Thursday Midday Color
Here's what's piquing my interest so far on this potential bearish-engulfing day.
Emerging Emerging
Pretty much every study we've looked at for emerging markets since last fall has been bullish, and those markets continue to plug along. The MSCI Emerging Markets Index has now rallied for its 10th consecutive session, the longest in over a year (when trading at a 6-month high, anyway).
While an impressive sign of momentum that tended to continue over the next month, it also showed some hints of being "too much" over longer time frames.
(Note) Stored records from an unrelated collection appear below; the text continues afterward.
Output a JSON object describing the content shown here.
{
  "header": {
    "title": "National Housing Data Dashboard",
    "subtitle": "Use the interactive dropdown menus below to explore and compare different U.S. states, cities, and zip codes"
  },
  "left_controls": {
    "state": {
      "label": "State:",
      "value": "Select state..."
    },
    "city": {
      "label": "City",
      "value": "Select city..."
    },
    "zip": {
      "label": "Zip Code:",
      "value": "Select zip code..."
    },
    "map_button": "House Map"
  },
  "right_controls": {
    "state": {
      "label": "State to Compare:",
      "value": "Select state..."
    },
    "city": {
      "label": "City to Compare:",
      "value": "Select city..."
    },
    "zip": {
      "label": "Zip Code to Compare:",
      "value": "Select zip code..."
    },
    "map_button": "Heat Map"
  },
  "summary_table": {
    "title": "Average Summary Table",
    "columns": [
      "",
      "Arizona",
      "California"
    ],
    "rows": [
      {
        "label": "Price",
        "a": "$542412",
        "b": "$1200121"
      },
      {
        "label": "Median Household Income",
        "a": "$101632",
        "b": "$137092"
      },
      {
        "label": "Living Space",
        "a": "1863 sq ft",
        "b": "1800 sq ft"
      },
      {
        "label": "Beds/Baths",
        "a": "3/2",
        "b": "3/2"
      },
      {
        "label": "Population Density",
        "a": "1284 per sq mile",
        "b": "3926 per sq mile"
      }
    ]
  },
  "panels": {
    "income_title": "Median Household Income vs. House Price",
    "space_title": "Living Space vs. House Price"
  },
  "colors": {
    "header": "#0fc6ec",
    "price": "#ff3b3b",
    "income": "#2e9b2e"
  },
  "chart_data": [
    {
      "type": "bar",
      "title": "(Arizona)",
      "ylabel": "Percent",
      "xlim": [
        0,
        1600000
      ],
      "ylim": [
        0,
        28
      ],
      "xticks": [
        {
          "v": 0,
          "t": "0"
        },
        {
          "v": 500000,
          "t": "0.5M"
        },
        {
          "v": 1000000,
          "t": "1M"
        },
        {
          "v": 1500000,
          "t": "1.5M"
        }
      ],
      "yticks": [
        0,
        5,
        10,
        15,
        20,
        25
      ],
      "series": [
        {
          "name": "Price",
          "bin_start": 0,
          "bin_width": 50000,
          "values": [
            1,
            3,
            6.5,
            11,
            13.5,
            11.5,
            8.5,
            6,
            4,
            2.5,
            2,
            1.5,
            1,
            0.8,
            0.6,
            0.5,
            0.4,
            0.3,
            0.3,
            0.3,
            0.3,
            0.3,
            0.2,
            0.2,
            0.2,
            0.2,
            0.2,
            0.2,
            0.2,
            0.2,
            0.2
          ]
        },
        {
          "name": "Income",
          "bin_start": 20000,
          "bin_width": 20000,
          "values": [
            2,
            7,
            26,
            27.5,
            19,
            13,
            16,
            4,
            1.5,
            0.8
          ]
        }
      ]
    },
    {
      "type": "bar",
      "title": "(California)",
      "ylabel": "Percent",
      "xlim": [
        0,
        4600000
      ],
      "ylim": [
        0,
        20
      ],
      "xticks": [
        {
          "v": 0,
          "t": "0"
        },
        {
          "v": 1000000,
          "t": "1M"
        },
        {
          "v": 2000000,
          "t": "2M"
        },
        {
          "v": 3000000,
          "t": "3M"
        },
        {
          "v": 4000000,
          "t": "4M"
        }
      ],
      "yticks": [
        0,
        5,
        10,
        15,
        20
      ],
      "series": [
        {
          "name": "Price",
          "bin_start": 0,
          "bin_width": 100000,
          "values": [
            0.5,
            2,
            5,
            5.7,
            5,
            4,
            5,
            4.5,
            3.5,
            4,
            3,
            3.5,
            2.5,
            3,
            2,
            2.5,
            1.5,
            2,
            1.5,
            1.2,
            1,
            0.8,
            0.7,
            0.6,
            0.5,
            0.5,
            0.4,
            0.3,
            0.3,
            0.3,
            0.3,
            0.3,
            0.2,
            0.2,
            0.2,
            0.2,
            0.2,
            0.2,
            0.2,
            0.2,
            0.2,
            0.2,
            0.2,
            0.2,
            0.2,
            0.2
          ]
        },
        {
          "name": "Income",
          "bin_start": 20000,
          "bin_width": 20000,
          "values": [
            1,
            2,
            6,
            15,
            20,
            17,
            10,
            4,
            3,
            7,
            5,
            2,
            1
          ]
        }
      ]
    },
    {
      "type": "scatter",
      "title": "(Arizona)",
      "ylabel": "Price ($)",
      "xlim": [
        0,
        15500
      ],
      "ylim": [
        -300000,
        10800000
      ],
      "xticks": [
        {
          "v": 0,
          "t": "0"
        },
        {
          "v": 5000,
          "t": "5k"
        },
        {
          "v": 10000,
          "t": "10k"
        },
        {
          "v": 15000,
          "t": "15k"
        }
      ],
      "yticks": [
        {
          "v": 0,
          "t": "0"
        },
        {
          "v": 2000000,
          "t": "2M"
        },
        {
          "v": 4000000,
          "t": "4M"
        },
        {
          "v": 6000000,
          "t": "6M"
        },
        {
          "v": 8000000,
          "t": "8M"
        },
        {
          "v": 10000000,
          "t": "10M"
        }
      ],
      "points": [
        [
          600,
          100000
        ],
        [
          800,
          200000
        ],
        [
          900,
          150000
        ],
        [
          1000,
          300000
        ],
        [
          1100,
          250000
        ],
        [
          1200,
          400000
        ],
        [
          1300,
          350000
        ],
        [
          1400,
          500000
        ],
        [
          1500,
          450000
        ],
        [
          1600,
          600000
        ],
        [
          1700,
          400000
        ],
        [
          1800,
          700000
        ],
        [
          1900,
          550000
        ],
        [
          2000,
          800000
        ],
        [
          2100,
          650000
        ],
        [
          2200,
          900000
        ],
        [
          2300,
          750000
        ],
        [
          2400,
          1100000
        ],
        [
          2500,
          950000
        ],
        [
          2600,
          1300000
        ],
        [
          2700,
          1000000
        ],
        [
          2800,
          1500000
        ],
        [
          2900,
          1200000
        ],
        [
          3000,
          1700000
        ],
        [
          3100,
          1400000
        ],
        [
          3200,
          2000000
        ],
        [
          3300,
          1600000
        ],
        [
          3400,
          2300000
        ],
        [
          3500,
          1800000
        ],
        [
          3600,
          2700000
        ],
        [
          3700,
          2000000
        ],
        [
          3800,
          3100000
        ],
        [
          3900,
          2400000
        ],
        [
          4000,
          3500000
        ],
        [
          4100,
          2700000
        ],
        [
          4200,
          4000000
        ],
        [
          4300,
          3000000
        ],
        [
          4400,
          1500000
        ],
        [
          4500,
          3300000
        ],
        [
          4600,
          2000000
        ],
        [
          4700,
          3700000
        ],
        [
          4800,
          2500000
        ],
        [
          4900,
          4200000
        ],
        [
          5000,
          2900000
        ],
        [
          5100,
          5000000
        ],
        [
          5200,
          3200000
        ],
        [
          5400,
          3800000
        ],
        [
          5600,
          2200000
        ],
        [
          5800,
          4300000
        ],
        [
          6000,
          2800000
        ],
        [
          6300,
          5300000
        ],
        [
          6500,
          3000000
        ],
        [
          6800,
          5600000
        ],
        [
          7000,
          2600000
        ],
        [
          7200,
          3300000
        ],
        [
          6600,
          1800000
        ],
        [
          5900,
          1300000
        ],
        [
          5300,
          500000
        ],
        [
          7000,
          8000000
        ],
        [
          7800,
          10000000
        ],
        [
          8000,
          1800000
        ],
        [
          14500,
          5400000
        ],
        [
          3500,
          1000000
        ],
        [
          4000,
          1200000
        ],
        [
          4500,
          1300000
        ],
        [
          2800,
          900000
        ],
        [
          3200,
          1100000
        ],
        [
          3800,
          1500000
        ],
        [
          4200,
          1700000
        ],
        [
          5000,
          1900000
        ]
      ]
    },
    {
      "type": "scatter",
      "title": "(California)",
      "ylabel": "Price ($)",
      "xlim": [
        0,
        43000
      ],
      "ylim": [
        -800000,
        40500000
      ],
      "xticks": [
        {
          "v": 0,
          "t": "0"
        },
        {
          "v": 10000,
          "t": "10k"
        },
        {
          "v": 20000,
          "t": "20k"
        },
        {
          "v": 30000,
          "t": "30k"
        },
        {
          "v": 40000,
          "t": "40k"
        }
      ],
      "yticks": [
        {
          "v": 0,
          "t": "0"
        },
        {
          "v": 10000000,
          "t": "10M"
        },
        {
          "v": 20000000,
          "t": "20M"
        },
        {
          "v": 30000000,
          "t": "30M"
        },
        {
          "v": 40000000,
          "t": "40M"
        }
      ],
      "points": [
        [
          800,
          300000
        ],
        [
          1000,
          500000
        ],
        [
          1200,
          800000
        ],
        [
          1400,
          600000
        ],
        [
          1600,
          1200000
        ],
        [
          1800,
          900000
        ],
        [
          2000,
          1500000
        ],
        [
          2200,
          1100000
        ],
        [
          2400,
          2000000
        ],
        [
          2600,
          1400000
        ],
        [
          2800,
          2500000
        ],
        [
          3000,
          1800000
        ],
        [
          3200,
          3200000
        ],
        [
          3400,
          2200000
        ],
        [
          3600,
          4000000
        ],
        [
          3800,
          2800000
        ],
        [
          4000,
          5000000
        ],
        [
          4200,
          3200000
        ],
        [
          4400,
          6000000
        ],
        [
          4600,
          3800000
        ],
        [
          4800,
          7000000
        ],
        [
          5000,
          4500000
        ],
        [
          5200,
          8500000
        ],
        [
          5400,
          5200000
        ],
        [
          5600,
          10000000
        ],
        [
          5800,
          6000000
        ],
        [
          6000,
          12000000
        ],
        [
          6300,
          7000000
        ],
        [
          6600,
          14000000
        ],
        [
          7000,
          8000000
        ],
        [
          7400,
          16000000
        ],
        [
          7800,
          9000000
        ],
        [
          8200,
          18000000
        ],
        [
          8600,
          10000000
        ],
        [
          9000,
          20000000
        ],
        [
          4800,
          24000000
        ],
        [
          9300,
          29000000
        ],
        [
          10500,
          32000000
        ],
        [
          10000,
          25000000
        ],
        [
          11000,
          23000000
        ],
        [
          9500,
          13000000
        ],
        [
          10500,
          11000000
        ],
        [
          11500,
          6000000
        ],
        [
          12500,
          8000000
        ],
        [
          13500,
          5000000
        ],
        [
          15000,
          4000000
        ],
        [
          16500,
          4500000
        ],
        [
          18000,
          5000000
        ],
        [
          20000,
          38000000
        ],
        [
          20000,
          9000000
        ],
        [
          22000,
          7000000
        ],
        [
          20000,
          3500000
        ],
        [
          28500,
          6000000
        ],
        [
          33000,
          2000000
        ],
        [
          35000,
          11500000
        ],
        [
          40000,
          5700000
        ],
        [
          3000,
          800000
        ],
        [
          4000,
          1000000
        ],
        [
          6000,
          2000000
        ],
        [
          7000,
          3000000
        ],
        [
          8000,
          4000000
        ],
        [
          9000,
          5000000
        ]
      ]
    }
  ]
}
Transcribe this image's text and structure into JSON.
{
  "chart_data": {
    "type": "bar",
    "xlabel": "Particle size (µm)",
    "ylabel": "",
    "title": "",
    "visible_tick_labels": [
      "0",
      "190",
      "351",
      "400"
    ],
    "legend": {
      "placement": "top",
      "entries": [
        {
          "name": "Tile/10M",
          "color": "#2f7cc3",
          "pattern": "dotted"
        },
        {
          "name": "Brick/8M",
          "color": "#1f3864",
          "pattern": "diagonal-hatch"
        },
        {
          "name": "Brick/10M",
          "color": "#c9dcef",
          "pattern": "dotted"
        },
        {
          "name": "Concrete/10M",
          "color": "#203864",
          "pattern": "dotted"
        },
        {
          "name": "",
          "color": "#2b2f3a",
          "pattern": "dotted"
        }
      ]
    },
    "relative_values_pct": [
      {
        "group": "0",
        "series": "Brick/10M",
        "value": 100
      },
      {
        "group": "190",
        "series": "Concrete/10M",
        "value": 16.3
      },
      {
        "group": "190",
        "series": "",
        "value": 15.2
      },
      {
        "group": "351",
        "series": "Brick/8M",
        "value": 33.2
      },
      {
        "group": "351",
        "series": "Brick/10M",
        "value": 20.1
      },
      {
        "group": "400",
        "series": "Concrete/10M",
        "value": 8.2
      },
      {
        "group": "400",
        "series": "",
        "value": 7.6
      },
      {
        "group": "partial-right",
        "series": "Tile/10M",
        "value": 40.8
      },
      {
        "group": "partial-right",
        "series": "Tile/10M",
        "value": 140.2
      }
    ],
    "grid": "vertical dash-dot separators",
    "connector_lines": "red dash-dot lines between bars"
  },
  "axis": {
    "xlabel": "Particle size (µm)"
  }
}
Outside of the 2002-03 recovery, those 6-month returns were questionable.
All Growl, No Bite
The latest AAII survey showed that investors looking for a decline dropped to about 20% of the total, which is very low. That has not been a good reason to sell since the financial crisis.
Breadth Review
With mostly muted market moves in recent days, there haven't been any new breadth extremes of note. It's interesting that while a couple of sectors struggle, though, their Cumulative Advance/Decline Lines are hitting new highs.
Like financials.
That has been a relatively good sign.
And energy.
That has been much less of a good sign for that sector, though. Not sure why that might be.
It's also happening in some markets overseas, like in the Nikkei 225.
Like we saw with energy, this kind of supposedly positive divergence has been a curiously poor reason to be a buyer.